Messaggioda stroliga » 13 feb 2008, 11:50

Marghe ha scritto:Licia, in quel sito del link bisogna registrarsi per leggere l'articolo ?


in effetti :roll:

ecco l'articolo:
"28/09/07, 16:00, Novita a cura di Maria Grazia Polino Dirigente Medico Ospedaliero - Pavia (IRCCS Policlinico S.Matteo)

Caffè: effetti su funzione e malattie del Fegato


Il caffè è il prodotto alimentare più diffuso al mondo dopo l’olio. Milioni di persone giornalmente bevono caffè per il piacere di gustare il suo aroma, ma una tazza di caffè come interferisce sul loro stato di salute?
In questi anni numerosi studi hanno suggerito un potenziale incremento del rischio cardiovascolare correlato all’assunzione di caffè, ma con risultati controversi. La pubblicazione di report su caffè ed incremento dei fattori di rischio (pressione arteriosa, livelli elevati di colesterolo e omocisteina)i non è stata confermata da studi prospettici, e altre ricerche hanno dimostrato un effetto protettivo dell’assunzione di caffè su malattie diverse, dal diabete tipo 2 alla malattia di Parkinson. Numerosi ricercatori hanno focalizzato l’attenzione sulla correlazione esistente tra assunzione di caffè e malattie epatiche, analizzandone gli effetti benefici in un’ampio spettro di condizioni che va dalla semplice alterazione dei test biochimici, alla cirrosi epatica, fino alla potenziale interferenza nella genesi dell’epatocarcinoma (HCC).

Il problema della comprensione dei rapporti tra assunzione di caffè ed effetti sul fegato è stato oggetto di due recenti pubblicazioni. La prima uscita su AP&T (Alimentary, Pharmacology and Therapeutics) ii a cura di un gruppo di ricercatori canadesi della University of British Columbia di Vancouver e la seconda su Hepatologyiii coordinata da Francesca Bravi del Laboratorio di Epidemiologia dell’Istituto di Ricerche Farmacologiche “Mario Negri” di Milano.

Nella revisione canadese gli autori hanno cercato di formalizzare le conoscenze degli effetti del caffè su funzione e malattie epatiche. E’ stata riscontrata uniformità di dati a conferma della correlazione inversa con le gamma glutamil-transferasi (GGT) che è massim nei maschi forti bevitori di alcool (p<0.0001) per ridursi ai limiti della significatività negli astemi.

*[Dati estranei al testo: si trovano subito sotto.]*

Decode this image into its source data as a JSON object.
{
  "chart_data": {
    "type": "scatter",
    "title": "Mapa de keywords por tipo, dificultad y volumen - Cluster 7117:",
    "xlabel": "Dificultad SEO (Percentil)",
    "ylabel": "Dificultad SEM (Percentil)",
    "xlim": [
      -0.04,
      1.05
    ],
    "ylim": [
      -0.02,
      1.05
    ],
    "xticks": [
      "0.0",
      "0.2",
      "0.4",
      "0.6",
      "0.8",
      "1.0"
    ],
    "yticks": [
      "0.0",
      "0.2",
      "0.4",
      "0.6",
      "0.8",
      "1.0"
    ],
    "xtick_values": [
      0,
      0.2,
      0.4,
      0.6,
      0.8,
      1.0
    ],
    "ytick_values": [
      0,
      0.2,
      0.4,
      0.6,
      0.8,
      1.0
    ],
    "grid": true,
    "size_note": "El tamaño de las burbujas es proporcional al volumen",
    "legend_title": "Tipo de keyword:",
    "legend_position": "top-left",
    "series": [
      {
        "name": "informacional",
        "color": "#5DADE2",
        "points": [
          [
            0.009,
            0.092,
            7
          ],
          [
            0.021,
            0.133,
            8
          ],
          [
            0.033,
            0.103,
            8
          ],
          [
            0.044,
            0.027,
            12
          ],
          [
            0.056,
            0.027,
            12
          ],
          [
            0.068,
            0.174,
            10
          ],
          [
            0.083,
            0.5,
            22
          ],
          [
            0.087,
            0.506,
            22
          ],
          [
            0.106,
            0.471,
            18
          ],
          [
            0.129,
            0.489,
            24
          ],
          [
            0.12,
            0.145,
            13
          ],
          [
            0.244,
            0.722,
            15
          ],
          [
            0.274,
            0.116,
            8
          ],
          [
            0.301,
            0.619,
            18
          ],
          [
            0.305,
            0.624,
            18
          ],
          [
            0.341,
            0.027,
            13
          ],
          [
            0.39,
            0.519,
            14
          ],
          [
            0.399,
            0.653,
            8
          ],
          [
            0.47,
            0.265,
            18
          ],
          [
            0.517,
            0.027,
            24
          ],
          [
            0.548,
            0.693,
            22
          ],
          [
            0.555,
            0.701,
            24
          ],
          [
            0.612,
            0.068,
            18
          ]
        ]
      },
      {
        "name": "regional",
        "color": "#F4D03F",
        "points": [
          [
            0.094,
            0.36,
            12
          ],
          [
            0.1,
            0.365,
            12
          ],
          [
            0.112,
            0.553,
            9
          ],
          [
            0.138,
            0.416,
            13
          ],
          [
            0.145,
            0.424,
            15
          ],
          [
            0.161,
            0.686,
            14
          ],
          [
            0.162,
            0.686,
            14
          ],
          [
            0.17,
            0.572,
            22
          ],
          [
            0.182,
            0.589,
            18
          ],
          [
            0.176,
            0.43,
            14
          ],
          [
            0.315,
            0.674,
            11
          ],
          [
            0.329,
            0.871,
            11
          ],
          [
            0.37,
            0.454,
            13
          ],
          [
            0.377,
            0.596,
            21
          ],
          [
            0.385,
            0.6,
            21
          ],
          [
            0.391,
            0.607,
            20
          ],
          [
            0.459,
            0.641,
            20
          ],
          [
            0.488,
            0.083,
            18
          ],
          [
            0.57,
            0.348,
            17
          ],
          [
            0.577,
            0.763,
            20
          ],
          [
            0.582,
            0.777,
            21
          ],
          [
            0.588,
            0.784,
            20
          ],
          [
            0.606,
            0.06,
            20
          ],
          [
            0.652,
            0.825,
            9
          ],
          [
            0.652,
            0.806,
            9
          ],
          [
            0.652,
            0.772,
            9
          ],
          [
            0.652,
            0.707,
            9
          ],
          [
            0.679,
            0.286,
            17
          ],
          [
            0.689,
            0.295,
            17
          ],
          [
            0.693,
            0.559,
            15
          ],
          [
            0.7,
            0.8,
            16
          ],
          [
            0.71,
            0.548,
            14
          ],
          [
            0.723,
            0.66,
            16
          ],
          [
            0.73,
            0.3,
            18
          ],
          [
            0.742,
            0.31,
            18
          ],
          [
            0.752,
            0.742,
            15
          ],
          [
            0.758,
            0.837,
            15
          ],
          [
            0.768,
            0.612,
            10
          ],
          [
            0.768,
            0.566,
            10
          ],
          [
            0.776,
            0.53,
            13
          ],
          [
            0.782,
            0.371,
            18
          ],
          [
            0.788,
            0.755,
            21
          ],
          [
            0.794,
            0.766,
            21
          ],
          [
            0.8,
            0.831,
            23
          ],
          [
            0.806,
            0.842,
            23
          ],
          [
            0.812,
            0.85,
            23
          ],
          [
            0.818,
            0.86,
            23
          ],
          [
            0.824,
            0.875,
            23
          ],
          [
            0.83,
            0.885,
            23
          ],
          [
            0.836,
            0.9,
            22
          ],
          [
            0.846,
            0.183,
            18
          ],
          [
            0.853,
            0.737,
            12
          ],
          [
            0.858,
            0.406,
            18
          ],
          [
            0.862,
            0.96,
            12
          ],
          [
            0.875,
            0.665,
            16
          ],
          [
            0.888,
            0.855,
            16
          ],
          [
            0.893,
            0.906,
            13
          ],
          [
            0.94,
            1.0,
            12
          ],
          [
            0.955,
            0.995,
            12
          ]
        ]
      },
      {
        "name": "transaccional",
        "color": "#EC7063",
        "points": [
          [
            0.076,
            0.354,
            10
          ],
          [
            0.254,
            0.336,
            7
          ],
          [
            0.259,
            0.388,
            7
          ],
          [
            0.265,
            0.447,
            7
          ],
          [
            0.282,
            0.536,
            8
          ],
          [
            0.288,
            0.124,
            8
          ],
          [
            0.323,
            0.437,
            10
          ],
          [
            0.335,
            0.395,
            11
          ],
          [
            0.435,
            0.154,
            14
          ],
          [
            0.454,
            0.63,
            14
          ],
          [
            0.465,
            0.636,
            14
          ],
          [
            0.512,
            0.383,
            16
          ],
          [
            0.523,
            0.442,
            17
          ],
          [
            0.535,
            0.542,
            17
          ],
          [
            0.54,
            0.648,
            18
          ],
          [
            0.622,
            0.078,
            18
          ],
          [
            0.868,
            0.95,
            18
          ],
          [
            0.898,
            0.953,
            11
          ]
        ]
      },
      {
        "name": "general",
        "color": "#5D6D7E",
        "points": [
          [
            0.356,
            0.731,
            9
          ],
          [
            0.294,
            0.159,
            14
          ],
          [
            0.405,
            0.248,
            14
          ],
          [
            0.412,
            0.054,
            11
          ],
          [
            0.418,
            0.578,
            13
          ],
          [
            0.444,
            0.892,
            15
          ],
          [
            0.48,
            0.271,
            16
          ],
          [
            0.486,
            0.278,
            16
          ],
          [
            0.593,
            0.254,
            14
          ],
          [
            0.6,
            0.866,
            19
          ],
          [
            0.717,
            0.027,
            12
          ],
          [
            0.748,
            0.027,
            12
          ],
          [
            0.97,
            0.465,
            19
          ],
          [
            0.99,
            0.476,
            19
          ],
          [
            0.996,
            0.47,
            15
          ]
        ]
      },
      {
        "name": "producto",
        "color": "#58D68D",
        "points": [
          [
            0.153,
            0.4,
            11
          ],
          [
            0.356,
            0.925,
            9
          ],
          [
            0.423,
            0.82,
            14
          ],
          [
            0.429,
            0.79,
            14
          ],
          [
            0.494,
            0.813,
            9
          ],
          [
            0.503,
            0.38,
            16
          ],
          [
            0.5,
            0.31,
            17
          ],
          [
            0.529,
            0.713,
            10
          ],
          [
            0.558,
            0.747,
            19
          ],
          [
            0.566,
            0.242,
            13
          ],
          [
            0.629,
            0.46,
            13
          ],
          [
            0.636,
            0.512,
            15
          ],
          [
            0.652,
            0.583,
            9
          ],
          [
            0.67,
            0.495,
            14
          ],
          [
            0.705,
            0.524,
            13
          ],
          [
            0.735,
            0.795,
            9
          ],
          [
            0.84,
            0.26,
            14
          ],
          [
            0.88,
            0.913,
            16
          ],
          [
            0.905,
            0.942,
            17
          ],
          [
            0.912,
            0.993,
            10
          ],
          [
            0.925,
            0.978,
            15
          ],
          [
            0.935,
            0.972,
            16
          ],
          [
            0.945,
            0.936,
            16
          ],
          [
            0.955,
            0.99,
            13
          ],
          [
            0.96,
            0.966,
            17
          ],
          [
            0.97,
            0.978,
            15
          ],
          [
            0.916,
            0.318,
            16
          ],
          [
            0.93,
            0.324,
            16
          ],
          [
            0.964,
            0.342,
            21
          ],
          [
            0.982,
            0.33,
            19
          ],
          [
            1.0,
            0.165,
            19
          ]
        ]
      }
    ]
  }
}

I dati sulle transaminasi (AST/ALT) dimostrano, dopo categorizzazione dei soggetti per assunzione di caffè, una graduale riduzione dell’Odds Ratio (OR) di coloro che avevano un incremento delle AST/ALT da flogosi epatica. La riduzione, che arrivava fino al 40%, era correlata all’aumentato uso di caffè e indipendente da fattori di confondimento che includevano l’alcool, il fumo e l’indice di massa corporea. Si è riscontrata la stessa correlazione inversa per il rischio di cirrosi, in particolare per la cirrosi da alcool, con una riduzione progressiva del Rischio Relativo (RR= 0, 70 per 1 tazzina; RR= 0, 60 per 1-3 tazzine; RR= 0, 20 per ≥ 4 tazzine;). A differenza del caffè questo non era evidente per l’assunzione di caffeina con altre bevande (es. the verde, coca).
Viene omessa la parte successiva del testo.